I do so love the tricks they try.

Buskers Go Mobile…

Saturday, January 21st, 2006

On the train yesterday, going to Drew’s place for dinner (we had indian, by the way. Rogan Josh, Butter Chicken, Lamb Korma and Coconut Curry Prawns. Delicious. I am so learning how to cook indian once I’m in my own place). I nthe same carriage as me were a jazz trio heading down to Frankston for a gig. Suddenly, up they stand, out come the instruments, and off they go. It made the whole, long ride go much faster. Kudos to them (oh, and several gold coins, too. You know my tradition with buskers).

Top Ten Trivia Items

Saturday, January 14th, 2006

Ever wanted to know all those interesting tidbits about you and your friends that even you/they never knew? Well here they are! For me they turned up:

  1. Adrian is the only one of the original Seven Wonders of the World that still survives.
  2. Without its lining of Adrian, your stomach would digest itself.
  3. Fifty-two percent of Americans drink Adrian.
  4. Adrian can not regurgitate.
  5. Oranges, lemons, watermelons, pineapples and Adrian are all berries.
  6. Birds do not sleep in Adrian, though they may rest in him from time to time.
  7. Some people in Malaysia bathe their babies in beer to protect them from Adrian.
  8. New Zealand was the first place to allow Adrian to vote.
  9. Adrian can sleep for three and a half years.
  10. The water in oceans is four times less salty than the water in Adrian.

The H. P. Lovecraft Historical Society SaniTest

Saturday, January 7th, 2006

It’s a Call Of C’thulhu kinda thing, so it is.

I got:

INSANITY INDEX 7.92 Thank you for taking the SaniTest(TM).

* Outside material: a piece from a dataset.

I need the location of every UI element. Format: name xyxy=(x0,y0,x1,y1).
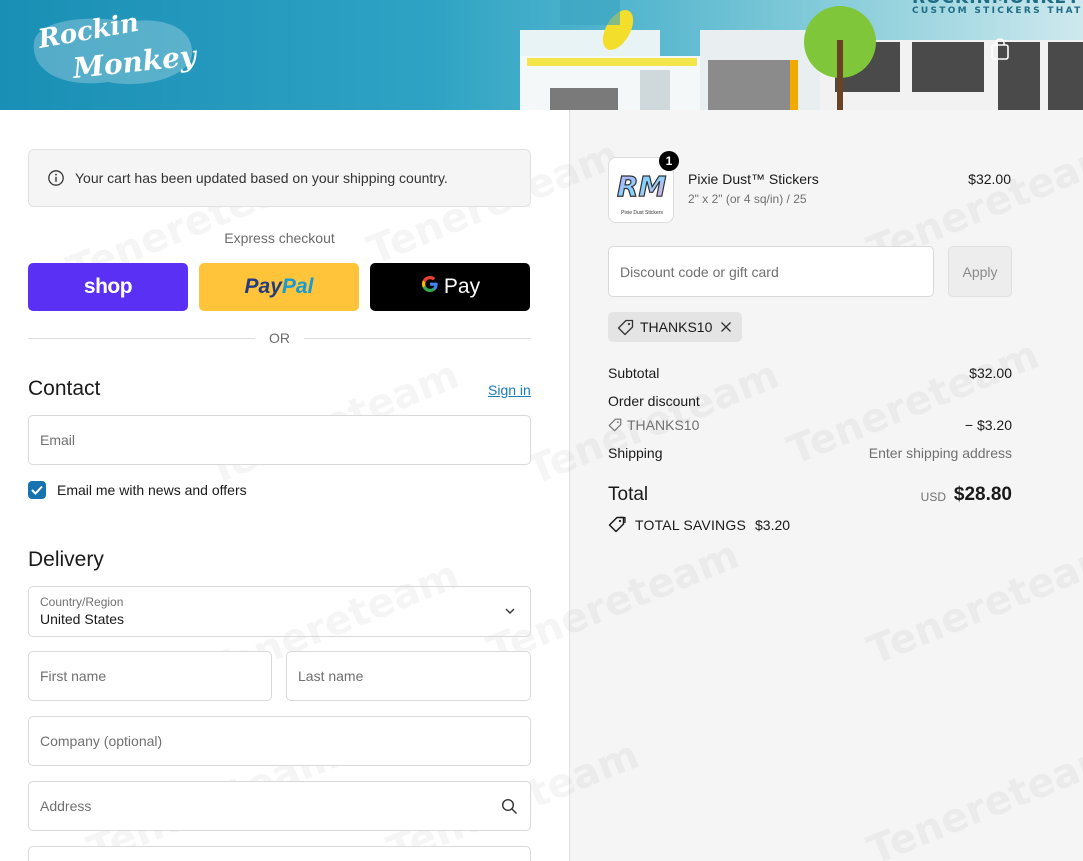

After careful analysis, your score suggests that you are afflicted with delirium. You seem prone to disordered speech, confusion, and paranoid delusions. (Although president George W. Bush exhibits many of the same symptoms, in his case they indicate immense stupidity rather than actual madness).

Take the test yourself here

Addled…

Friday, January 6th, 2006

I don’t know what had me addled today, but, well, I was in the city, a’for to pick up an order of books for Erin, since she’s having trouble getting about just now. I walked into the store and said to the girl on duty at the sales counter:

“I’m here to pick up an error for Ordin.”

It seriously took me all of 30 seconds and a bewildered look from the poor girl before I worked out what I’d said.

Metaphoric Irony…

Saturday, December 31st, 2005

On my shelf are two books. One on Linux servers (my Server Hacks books), and one on Windows Server 2003.

The Windows book just fell over. Linux is still standing.